Penangkapan Pelaku Pencurian TBS di Bangka Selatan
Di tengah situasi ekonomi yang semakin membebani masyarakat, tindakan kriminal kembali marak terjadi. Salah satu kasus yang menarik perhatian adalah pencurian tandan buah sawit (TBS) yang terjadi di kebun milik almarhum Misdin. Kejadian ini berlangsung di Air Nona, Desa Air Bara, Kecamatan Air Gegas, Kabupaten Bangka Selatan.
Peristiwa bermula ketika saksi bernama Punadin mendengar suara mobil yang mencurigakan di dalam kebun sawit sekitar pukul 18.05 WIB. Setelah dicek, ia melihat dua orang pria sedang menaikkan tandan buah sawit ke dalam mobil. Informasi tersebut langsung disampaikan kepada keluarga korban, yaitu Ahmad Abu Bakar (43), yang merupakan anak dari almarhum Misdin.
Bersama saksi, korban langsung datang ke lokasi kejadian dan menemukan kedua pelaku yang sedang berusaha kabur menggunakan mobil Isuzu Panther warna hitam dengan nomor polisi BN 8248 VP. Korban melakukan pengejaran hingga berhasil menghentikan mobil tersebut. Satu pelaku berinisial MI (43), warga Lubuk Besar, berhasil ditangkap di lokasi bersama barang bukti.
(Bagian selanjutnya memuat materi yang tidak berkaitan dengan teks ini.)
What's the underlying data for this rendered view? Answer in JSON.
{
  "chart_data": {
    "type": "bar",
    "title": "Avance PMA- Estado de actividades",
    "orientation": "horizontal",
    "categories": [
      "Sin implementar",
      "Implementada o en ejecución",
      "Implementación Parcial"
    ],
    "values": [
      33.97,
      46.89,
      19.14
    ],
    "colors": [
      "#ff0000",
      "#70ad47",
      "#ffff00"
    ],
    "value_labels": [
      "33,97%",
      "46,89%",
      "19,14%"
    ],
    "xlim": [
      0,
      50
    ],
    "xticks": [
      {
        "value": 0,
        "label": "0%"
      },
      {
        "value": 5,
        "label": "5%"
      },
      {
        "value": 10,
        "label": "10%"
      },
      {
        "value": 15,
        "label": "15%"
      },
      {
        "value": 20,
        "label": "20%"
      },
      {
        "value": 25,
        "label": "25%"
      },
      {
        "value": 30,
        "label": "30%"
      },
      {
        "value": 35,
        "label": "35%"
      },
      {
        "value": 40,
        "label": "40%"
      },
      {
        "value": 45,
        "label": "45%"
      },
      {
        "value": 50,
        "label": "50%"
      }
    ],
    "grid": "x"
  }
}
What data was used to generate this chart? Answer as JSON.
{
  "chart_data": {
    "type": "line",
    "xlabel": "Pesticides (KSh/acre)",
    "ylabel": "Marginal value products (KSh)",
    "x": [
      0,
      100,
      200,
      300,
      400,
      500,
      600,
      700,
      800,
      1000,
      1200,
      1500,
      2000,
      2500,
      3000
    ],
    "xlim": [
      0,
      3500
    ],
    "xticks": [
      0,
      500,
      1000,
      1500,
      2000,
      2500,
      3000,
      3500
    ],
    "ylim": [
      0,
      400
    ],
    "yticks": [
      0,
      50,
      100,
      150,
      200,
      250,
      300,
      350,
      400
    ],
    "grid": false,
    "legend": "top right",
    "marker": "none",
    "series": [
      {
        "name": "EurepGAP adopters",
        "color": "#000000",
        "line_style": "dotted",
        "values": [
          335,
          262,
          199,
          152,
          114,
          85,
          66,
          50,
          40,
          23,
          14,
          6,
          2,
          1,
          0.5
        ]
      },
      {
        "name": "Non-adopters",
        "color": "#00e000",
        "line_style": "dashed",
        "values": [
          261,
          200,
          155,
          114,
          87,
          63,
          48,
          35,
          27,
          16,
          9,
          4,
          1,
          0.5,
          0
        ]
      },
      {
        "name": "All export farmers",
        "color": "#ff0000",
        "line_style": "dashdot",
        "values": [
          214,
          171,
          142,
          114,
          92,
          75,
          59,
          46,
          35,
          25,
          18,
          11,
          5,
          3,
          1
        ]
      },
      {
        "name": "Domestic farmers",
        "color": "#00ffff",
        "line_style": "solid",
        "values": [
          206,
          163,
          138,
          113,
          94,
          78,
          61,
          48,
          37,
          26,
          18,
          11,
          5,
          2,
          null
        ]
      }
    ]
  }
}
Sementara rekannya berhasil melarikan diri.
Polisi kemudian mengamankan beberapa barang bukti dari lokasi kejadian, antara lain:
* 1.650 kilogram tandan buah sawit (setelah ditimbang)
* 1 buah eggrek sepanjang 3 meter
* 1 buah loding
* 1 unit mobil Isuzu Panther hitam BN 8248 VP
Setelah menerima laporan, petugas Polsek Air Gegas tiba di lokasi sekitar pukul 19.30 WIB dan membawa pelaku serta barang bukti ke kantor polisi untuk pemeriksaan lebih lanjut.
Penangkapan Pelaku Kedua
Hasil penyelidikan menunjukkan bahwa aksi pencurian ini tidak hanya dilakukan oleh MI, tetapi juga oleh rekan pelaku berinisial JR (51), warga Desa Nibung. Pada Minggu (14/9/2025) sekitar pukul 15.00 WIB, Unit Reskrim Polsek Air Gegas berhasil menangkap JR di rumahnya tanpa perlawanan.
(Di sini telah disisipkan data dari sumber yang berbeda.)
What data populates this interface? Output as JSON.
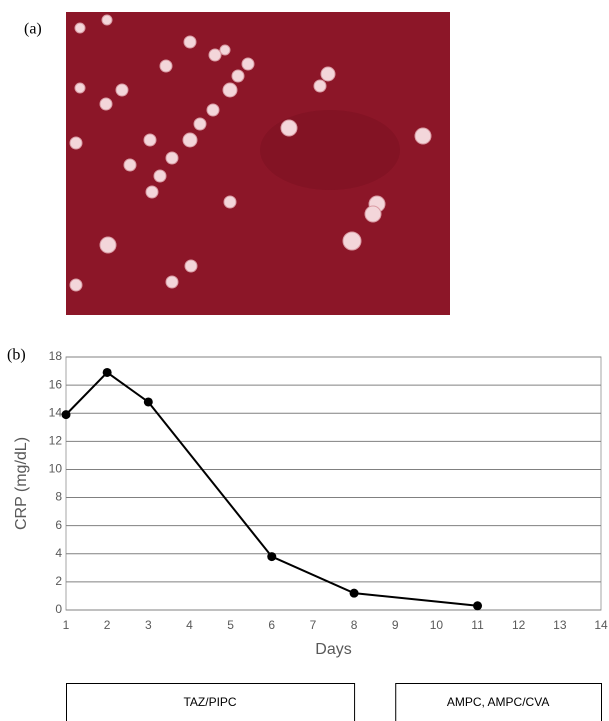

Motif dan Pasal yang Dikenakan
Berdasarkan hasil pemeriksaan, motif kedua pelaku adalah untuk memenuhi kebutuhan ekonomi. Modus operandi mereka adalah dengan memanen sawit menggunakan alat eggrek, lalu mengangkutnya menggunakan mobil.
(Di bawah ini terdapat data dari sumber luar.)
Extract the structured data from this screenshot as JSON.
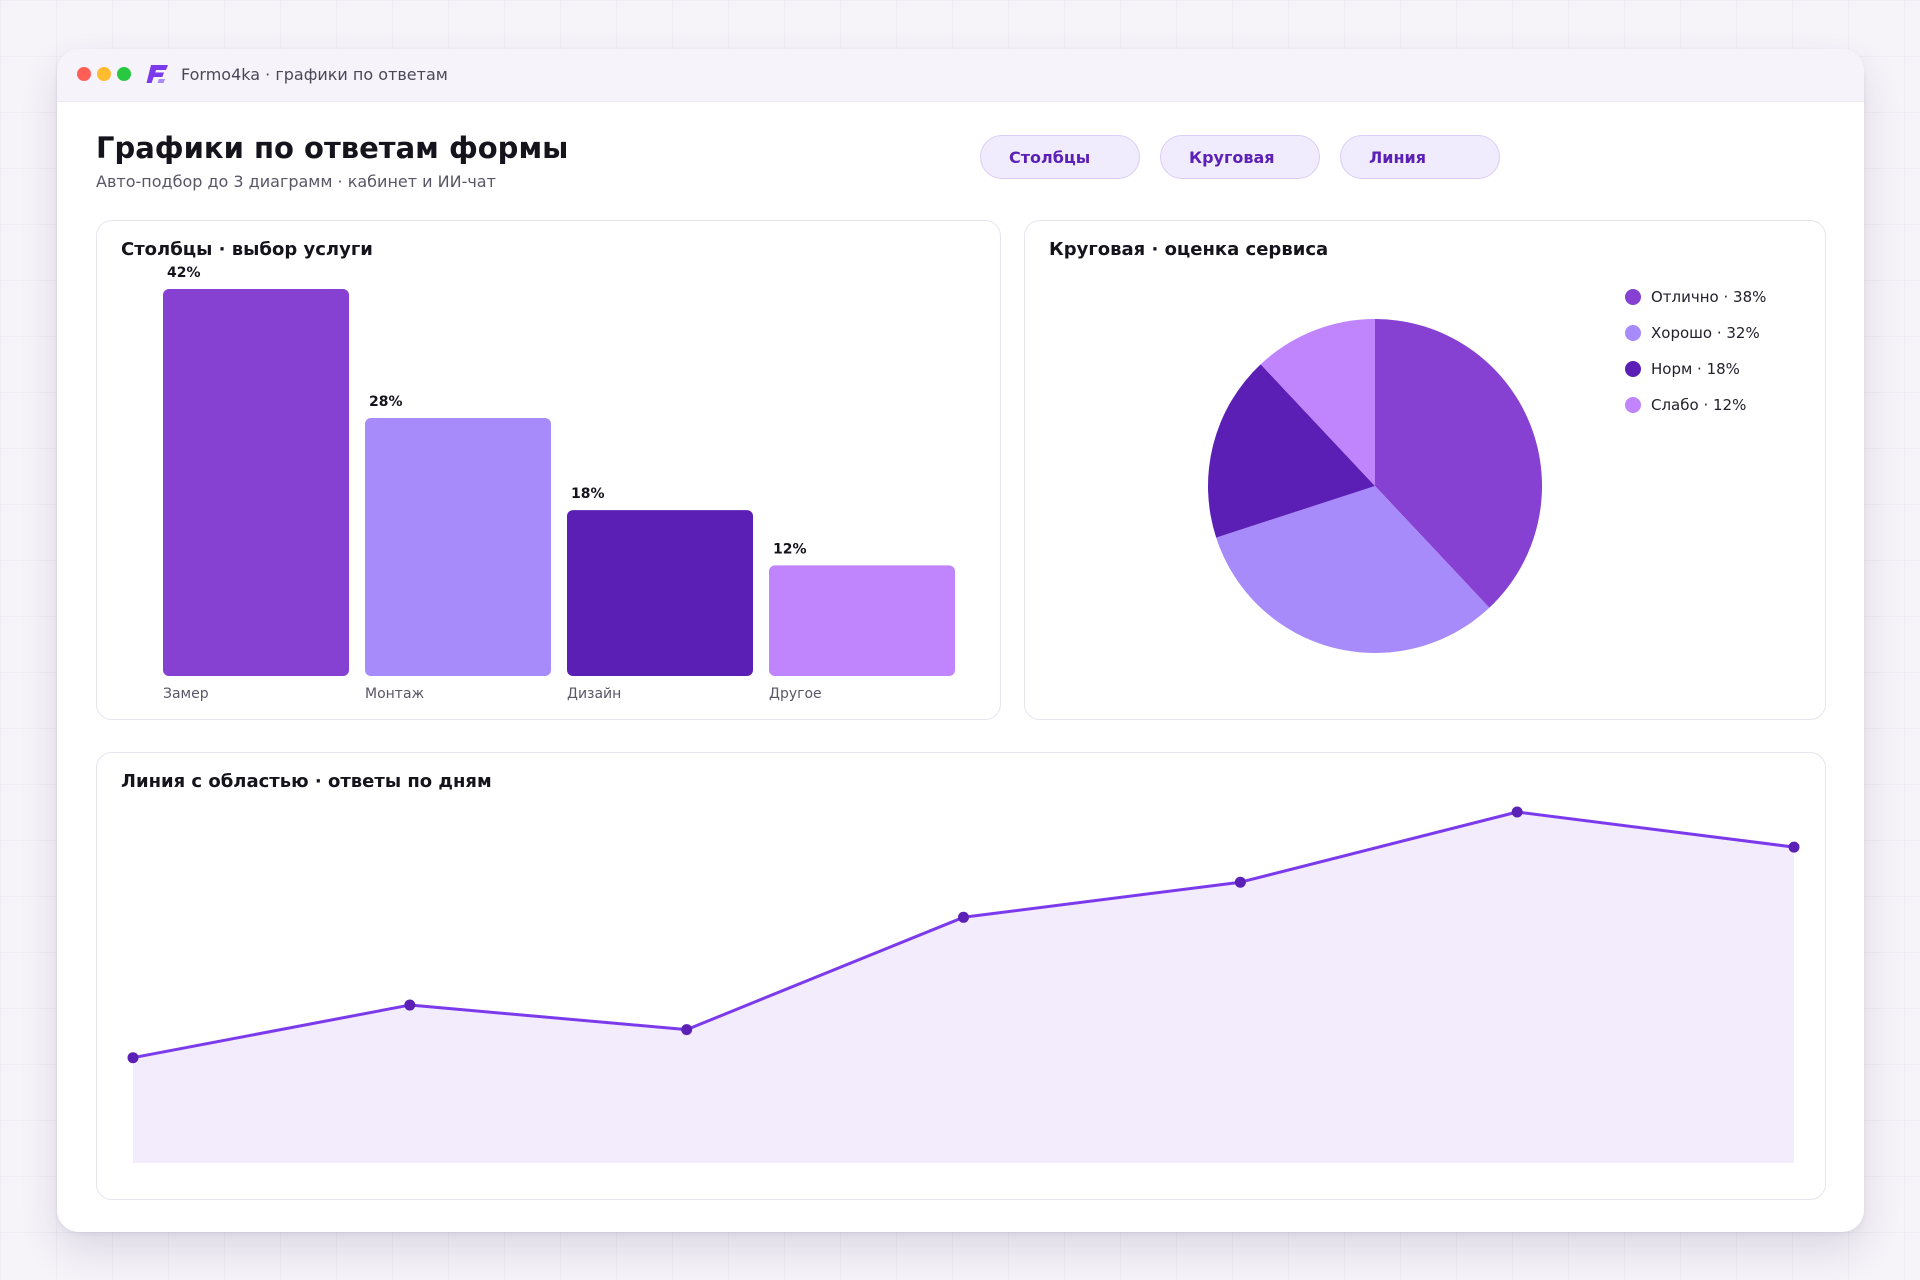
{
  "window": {
    "title": "Formo4ka · графики по ответам"
  },
  "header": {
    "title": "Графики по ответам формы",
    "subtitle": "Авто-подбор до 3 диаграмм · кабинет и ИИ-чат",
    "chips": [
      {
        "label": "Столбцы"
      },
      {
        "label": "Круговая"
      },
      {
        "label": "Линия"
      }
    ]
  },
  "colors": {
    "accent": "#5b21b6",
    "bar_1": "#8640d2",
    "bar_2": "#a78bfa",
    "bar_3": "#5b1fb5",
    "bar_4": "#c084fc",
    "line": "#7c3aed",
    "area": "#f2ecfd"
  },
  "chart_data": [
    {
      "type": "bar",
      "title": "Столбцы · выбор услуги",
      "categories": [
        "Замер",
        "Монтаж",
        "Дизайн",
        "Другое"
      ],
      "values": [
        42,
        28,
        18,
        12
      ],
      "value_labels": [
        "42%",
        "28%",
        "18%",
        "12%"
      ],
      "ylim": [
        0,
        42
      ],
      "grid": false
    },
    {
      "type": "pie",
      "title": "Круговая · оценка сервиса",
      "labels": [
        "Отлично",
        "Хорошо",
        "Норм",
        "Слабо"
      ],
      "values": [
        38,
        32,
        18,
        12
      ],
      "legend_labels": [
        "Отлично · 38%",
        "Хорошо · 32%",
        "Норм · 18%",
        "Слабо · 12%"
      ],
      "legend": "right"
    },
    {
      "type": "area",
      "title": "Линия с областью · ответы по дням",
      "x": [
        1,
        2,
        3,
        4,
        5,
        6,
        7
      ],
      "values": [
        30,
        45,
        38,
        70,
        80,
        100,
        90
      ],
      "ylim": [
        0,
        100
      ],
      "grid": false
    }
  ]
}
Atas perbuatannya, kedua tersangka dijerat dengan Pasal 363 KUHP ayat 1 ke-4 dan ke-5 tentang pencurian dengan pemberatan. Keduanya kini ditahan di Rutan Polsek Air Gegas untuk proses hukum lebih lanjut.
Kasus pencurian sawit ini menjadi salah satu contoh tindakan kriminal yang meningkat di Bangka Selatan, khususnya di tengah tekanan ekonomi yang semakin besar. Masyarakat diimbau untuk meningkatkan kewaspadaan terhadap aset perkebunan dan segera melapor jika menemukan aktivitas mencurigakan di lingkungan sekitar.